Words by James Coker
“Please sir, I want some more.” That immortal line from Charles Dickens’ classic novel Oliver Twist is just as relevant for considering the unprecedented amount of evidence being demanded within the healthcare industry. Driven by a shift towards personalised therapy, early detection, and outcomes-based pricing, just like young Oliver with his request for extra food, a much larger portion of evidence is required to feed modern clinical development.
Shane Woods, VP, Life Sciences, Flatiron Health, says: “This demand for evidence is putting additional pressures on traditional approaches to evidence generation. So the clinical trial is seeing more and more pressure.”
It is in this context that the potential of real-world evidence (RWE) has come to the fore, with methods such as electronic health records, patient registries, and observational studies providing an efficient way of measuring endpoints over a long period. It is certainly true to say that the gates standing in front of the riches RWE has to offer are beginning to swing open to the pharma industry. “There have been recent advances in policy that are changing what’s possible and we’re seeing RWE actually elevated over the last 3 or 4 years as a legitimate evidence-generation avenue”, comments Woods.

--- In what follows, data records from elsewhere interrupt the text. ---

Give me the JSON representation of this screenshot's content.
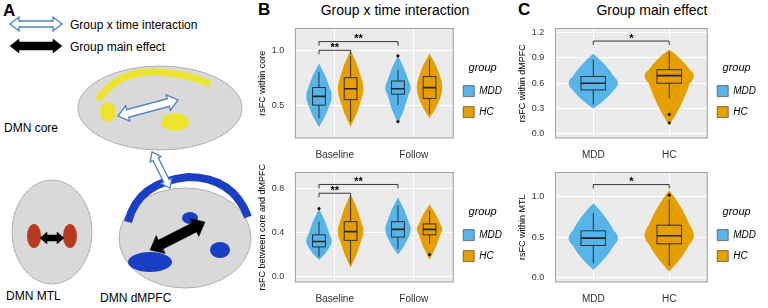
{
  "diagram": {
    "panel_label": "A",
    "legend": [
      {
        "text": "Group x time interaction",
        "style": "hollow",
        "color": "#4A7FC1"
      },
      {
        "text": "Group main effect",
        "style": "solid",
        "color": "#000000"
      }
    ],
    "regions": [
      {
        "label": "DMN core",
        "color": "#EDE430"
      },
      {
        "label": "DMN MTL",
        "color": "#B83A1E"
      },
      {
        "label": "DMN dMPFC",
        "color": "#1A3FC4"
      }
    ]
  },
  "chart_data": [
    {
      "type": "violin",
      "panel_label": "B",
      "title": "Group x time interaction",
      "y_label": "rsFC within core",
      "categories": [
        "Baseline",
        "Follow"
      ],
      "ylim": [
        0.2,
        1.2
      ],
      "yticks": [
        0.5,
        {
          "value": 1,
          "label": "1.0"
        }
      ],
      "grid": true,
      "legend": "right",
      "legend_title": "group",
      "series": [
        {
          "name": "MDD",
          "color": "#56B4E9",
          "violin_low": [
            0.3,
            0.33
          ],
          "violin_high": [
            0.88,
            0.95
          ],
          "whisker_low": [
            0.38,
            0.5
          ],
          "q1": [
            0.5,
            0.6
          ],
          "median": [
            0.58,
            0.65
          ],
          "q3": [
            0.66,
            0.72
          ],
          "whisker_high": [
            0.8,
            0.82
          ],
          "outliers": [
            [],
            [
              0.95,
              0.35
            ]
          ]
        },
        {
          "name": "HC",
          "color": "#E69F00",
          "violin_low": [
            0.3,
            0.38
          ],
          "violin_high": [
            1.0,
            0.97
          ],
          "whisker_low": [
            0.35,
            0.42
          ],
          "q1": [
            0.55,
            0.56
          ],
          "median": [
            0.65,
            0.66
          ],
          "q3": [
            0.75,
            0.76
          ],
          "whisker_high": [
            0.95,
            0.92
          ],
          "outliers": [
            [],
            []
          ]
        }
      ],
      "annotations": [
        {
          "text": "**",
          "from": [
            0,
            0
          ],
          "to": [
            0,
            1
          ],
          "y": 1.0
        },
        {
          "text": "**",
          "from": [
            0,
            0
          ],
          "to": [
            1,
            0
          ],
          "y": 1.08
        }
      ]
    },
    {
      "type": "violin",
      "y_label": "rsFC between core and dMPFC",
      "categories": [
        "Baseline",
        "Follow"
      ],
      "ylim": [
        -0.05,
        0.95
      ],
      "yticks": [
        {
          "value": 0,
          "label": "0.0"
        },
        0.4,
        0.8
      ],
      "grid": true,
      "legend": "right",
      "legend_title": "group",
      "series": [
        {
          "name": "MDD",
          "color": "#56B4E9",
          "violin_low": [
            0.15,
            0.2
          ],
          "violin_high": [
            0.62,
            0.72
          ],
          "whisker_low": [
            0.18,
            0.25
          ],
          "q1": [
            0.27,
            0.36
          ],
          "median": [
            0.32,
            0.43
          ],
          "q3": [
            0.38,
            0.5
          ],
          "whisker_high": [
            0.5,
            0.65
          ],
          "outliers": [
            [
              0.62
            ],
            []
          ]
        },
        {
          "name": "HC",
          "color": "#E69F00",
          "violin_low": [
            0.08,
            0.15
          ],
          "violin_high": [
            0.75,
            0.66
          ],
          "whisker_low": [
            0.12,
            0.3
          ],
          "q1": [
            0.33,
            0.38
          ],
          "median": [
            0.41,
            0.43
          ],
          "q3": [
            0.5,
            0.48
          ],
          "whisker_high": [
            0.72,
            0.6
          ],
          "outliers": [
            [],
            [
              0.2
            ]
          ]
        }
      ],
      "annotations": [
        {
          "text": "**",
          "from": [
            0,
            0
          ],
          "to": [
            0,
            1
          ],
          "y": 0.76
        },
        {
          "text": "**",
          "from": [
            0,
            0
          ],
          "to": [
            1,
            0
          ],
          "y": 0.84
        }
      ]
    },
    {
      "type": "violin",
      "panel_label": "C",
      "title": "Group main effect",
      "y_label": "rsFC within dMPFC",
      "categories": [
        "MDD",
        "HC"
      ],
      "ylim": [
        -0.05,
        1.25
      ],
      "yticks": [
        {
          "value": 0,
          "label": "0.0"
        },
        0.3,
        0.6,
        0.9,
        1.2
      ],
      "grid": true,
      "legend": "right",
      "legend_title": "group",
      "series": [
        {
          "name": "MDD",
          "color": "#56B4E9",
          "violin_low": [
            0.3,
            null
          ],
          "violin_high": [
            0.95,
            null
          ],
          "whisker_low": [
            0.35,
            null
          ],
          "q1": [
            0.52,
            null
          ],
          "median": [
            0.6,
            null
          ],
          "q3": [
            0.68,
            null
          ],
          "whisker_high": [
            0.88,
            null
          ],
          "outliers": [
            [],
            []
          ]
        },
        {
          "name": "HC",
          "color": "#E69F00",
          "violin_low": [
            null,
            0.1
          ],
          "violin_high": [
            null,
            1.0
          ],
          "whisker_low": [
            null,
            0.42
          ],
          "q1": [
            null,
            0.6
          ],
          "median": [
            null,
            0.69
          ],
          "q3": [
            null,
            0.76
          ],
          "whisker_high": [
            null,
            0.97
          ],
          "outliers": [
            [],
            [
              0.13,
              0.23
            ]
          ]
        }
      ],
      "annotations": [
        {
          "text": "*",
          "from": [
            0,
            0
          ],
          "to": [
            1,
            1
          ],
          "y": 1.1
        }
      ]
    },
    {
      "type": "violin",
      "y_label": "rsFC within MTL",
      "categories": [
        "MDD",
        "HC"
      ],
      "ylim": [
        -0.05,
        1.3
      ],
      "yticks": [
        {
          "value": 0,
          "label": "0.0"
        },
        0.5,
        {
          "value": 1,
          "label": "1.0"
        }
      ],
      "grid": true,
      "legend": "right",
      "legend_title": "group",
      "series": [
        {
          "name": "MDD",
          "color": "#56B4E9",
          "violin_low": [
            0.1,
            null
          ],
          "violin_high": [
            0.92,
            null
          ],
          "whisker_low": [
            0.18,
            null
          ],
          "q1": [
            0.4,
            null
          ],
          "median": [
            0.49,
            null
          ],
          "q3": [
            0.58,
            null
          ],
          "whisker_high": [
            0.8,
            null
          ],
          "outliers": [
            [],
            []
          ]
        },
        {
          "name": "HC",
          "color": "#E69F00",
          "violin_low": [
            null,
            0.08
          ],
          "violin_high": [
            null,
            1.08
          ],
          "whisker_low": [
            null,
            0.15
          ],
          "q1": [
            null,
            0.42
          ],
          "median": [
            null,
            0.52
          ],
          "q3": [
            null,
            0.65
          ],
          "whisker_high": [
            null,
            0.97
          ],
          "outliers": [
            [],
            [
              1.02
            ]
          ]
        }
      ],
      "annotations": [
        {
          "text": "*",
          "from": [
            0,
            0
          ],
          "to": [
            1,
            1
          ],
          "y": 1.15
        }
      ]
    }
  ]
}
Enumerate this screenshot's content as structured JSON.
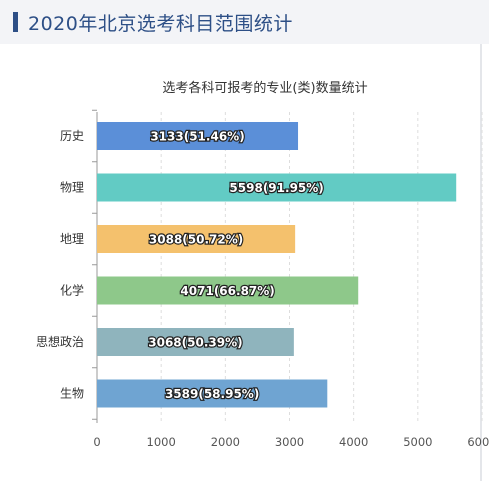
{
  "header": {
    "title": "2020年北京选考科目范围统计"
  },
  "chart_data": {
    "type": "bar",
    "orientation": "horizontal",
    "title": "选考各科可报考的专业(类)数量统计",
    "categories": [
      "历史",
      "物理",
      "地理",
      "化学",
      "思想政治",
      "生物"
    ],
    "values": [
      3133,
      5598,
      3088,
      4071,
      3068,
      3589
    ],
    "data_labels": [
      "3133(51.46%)",
      "5598(91.95%)",
      "3088(50.72%)",
      "4071(66.87%)",
      "3068(50.39%)",
      "3589(58.95%)"
    ],
    "colors": [
      "#5b8fd8",
      "#62cbc4",
      "#f4c16d",
      "#8ec88a",
      "#8fb4bd",
      "#6fa4d2"
    ],
    "xlim": [
      0,
      6000
    ],
    "xticks": [
      0,
      1000,
      2000,
      3000,
      4000,
      5000,
      6000
    ],
    "xtick_labels": [
      "0",
      "1000",
      "2000",
      "3000",
      "4000",
      "5000",
      "6000"
    ],
    "xlabel": "",
    "ylabel": "",
    "grid": true
  }
}
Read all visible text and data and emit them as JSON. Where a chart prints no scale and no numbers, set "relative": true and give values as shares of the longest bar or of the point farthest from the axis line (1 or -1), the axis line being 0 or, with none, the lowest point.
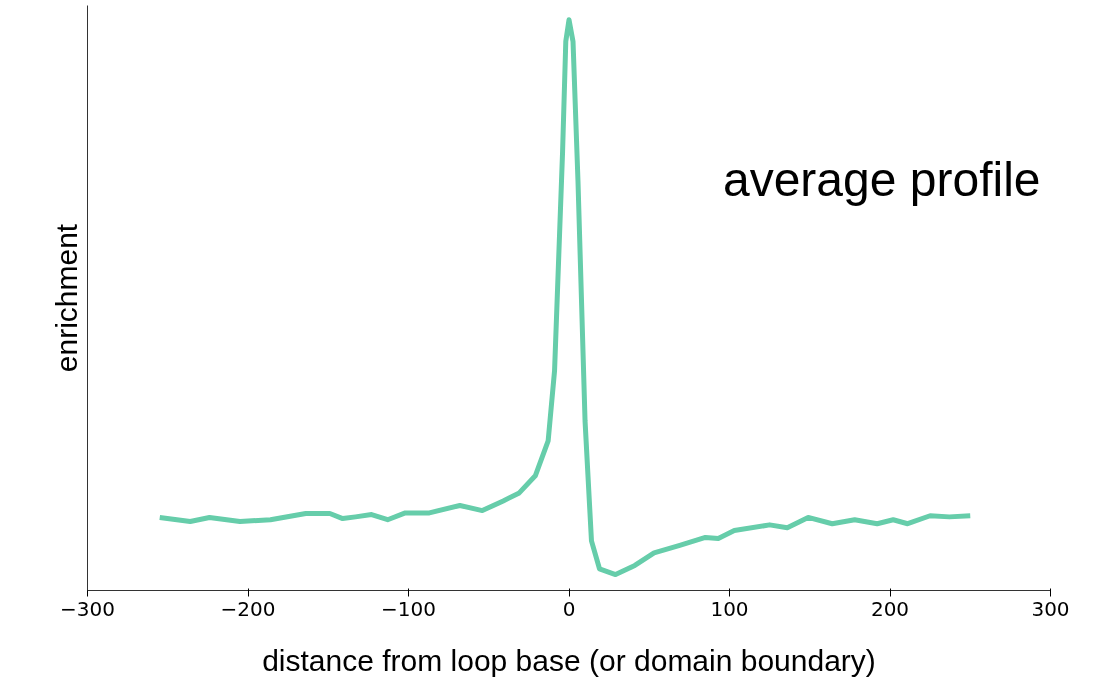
{
  "chart_data": {
    "type": "line",
    "relative": true,
    "xlabel": "distance from loop base (or domain boundary)",
    "ylabel": "enrichment",
    "annotations": [
      "average profile"
    ],
    "xlim": [
      -300,
      300
    ],
    "xticks": [
      {
        "value": -300,
        "label": "−300"
      },
      {
        "value": -200,
        "label": "−200"
      },
      {
        "value": -100,
        "label": "−100"
      },
      0,
      100,
      200,
      300
    ],
    "grid": false,
    "marker": "none",
    "line_style": "solid",
    "series": [
      {
        "color": "#66cdaa",
        "x": [
          -255,
          -236,
          -224,
          -205,
          -186,
          -164,
          -149,
          -141,
          -133,
          -123,
          -113,
          -102,
          -87,
          -68,
          -54,
          -41,
          -31,
          -21,
          -13,
          -9,
          -4,
          -2,
          0,
          2.5,
          5.6,
          10,
          14,
          19,
          29,
          41,
          53,
          69,
          85,
          93,
          103,
          125,
          136,
          149,
          164,
          178,
          192,
          202,
          211,
          225,
          237,
          250
        ],
        "values": [
          0.128,
          0.121,
          0.128,
          0.121,
          0.124,
          0.135,
          0.135,
          0.126,
          0.129,
          0.133,
          0.124,
          0.136,
          0.136,
          0.149,
          0.14,
          0.157,
          0.171,
          0.201,
          0.262,
          0.385,
          0.769,
          0.962,
          1,
          0.962,
          0.717,
          0.297,
          0.087,
          0.038,
          0.028,
          0.044,
          0.066,
          0.079,
          0.093,
          0.091,
          0.105,
          0.115,
          0.11,
          0.128,
          0.117,
          0.124,
          0.117,
          0.124,
          0.117,
          0.131,
          0.129,
          0.131
        ]
      }
    ]
  }
}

What we’re trying to find out is how we generate precision evidence that can actually be used for regulatory and reimbursement purposes
Yet there is currently a distinct lack of unity regarding its practical use in clinical development. A major issue is that different stakeholders tend to attach varying degrees of value to the forms of RWE collection. Dirk Vander Mijnsbrugge, VP, Medical Affairs Lead International Developed Markets, Pfizer, explains: “Patients and patient organisations definitely attach a lot of value on patient-reported outcomes (PRO). Other groups pay relatively less attention, certainly not to the same extent as they do for comparative effectiveness or safety when it comes to treatment patterns, adherence, and compliance with RWE. And then when it comes to cost-comparison or cost-effectiveness, we typically see higher value being attributed by institutions, payers, and also health technology assessment (HTA) bodies, but to a lesser extent by regulatory authorities and patients.”
It is now incumbent upon medical affairs, with their honed communication and information sharing practices, to become the vehicle for finding a coherent approach to implementing widespread use of RWE in clinical development.
The first step is establishing the precise role of RWE as a partner to clinical data. “The development of the RWE strategy is complementary to a clinical development programme”, says Mijnsbrugge. “There’s no point in establishing a RWE plan or strategy where your clinical development plan is finished or close to termination: you need to do it right from the very beginning and hand in hand with your clinical development programme.”
This requires the type of close collaborations with relevant parties that has become the hallmark of MA. While talking to patients and patient organisations to help establish PRO measurements in clinical trials is now standard practice in pharma, the same must now be replicated when deciding upon a RWE strategy.
Additionally, it is vital that consideration is given to bringing the product to market and establishing a value-based pricing method early. “By bringing together RWE and seeing its application in new ways, what we’re trying to find out is how we generate precision evidence that can actually be used for regulatory and reimbursement purposes”, outlines Jeff Elton, CEO, Concerto Health AI.
We really need to work with the regulators on the acceptability of RWE and MA definitely have a role to play in that
To not also closely consult with regulatory authorities, HTA bodies, and payers before completing a RWE strategy would be like setting up a football club but failing to register for a league to play in. Parallel advice meetings have been shown to be effective in enabling pharma to get a clear understanding of the views of regulators and payers, and this could be particularly fruitful when creating a RWE blueprint. It is also a two-way street, in which MA can explain to and persuade stakeholders using their knowledge of RWE, ultimately designing the most effective approaches. “We really need to work with the regulators on the acceptability of RWE and MA definitely have a role to play in that. And I think it’s important for us to participate in those multidisciplinary groups where regulators, pharma, and academia come together”, comments Pol Vandenbroucke, Chief Medical Officer, Pfizer Hospital Business Unit.
In a broader context, MA also have the opportunity to become the catalyst in establishing a much higher degree of coherence on the use of RWE in the future. “When we see guidelines in the UK, Germany, France, and other countries in Europe, they’re not necessarily aligned, and the expectation is that they will be very different from one issue to another. It may be difficult to address different needs of different HTA bodies going forward so I think it’s a call for action together”, states Mijnsbrugge.
With practices and processes still a work in progress for RWE in clinical development, MA should cast themselves in a lead role in establishing strategies that revolve around the interests and insights of various stakeholders. With RWE set to form part of the transformative new age of healthcare, MA has the chance to ensure it can work for the benefit of patients in the shortest possible time.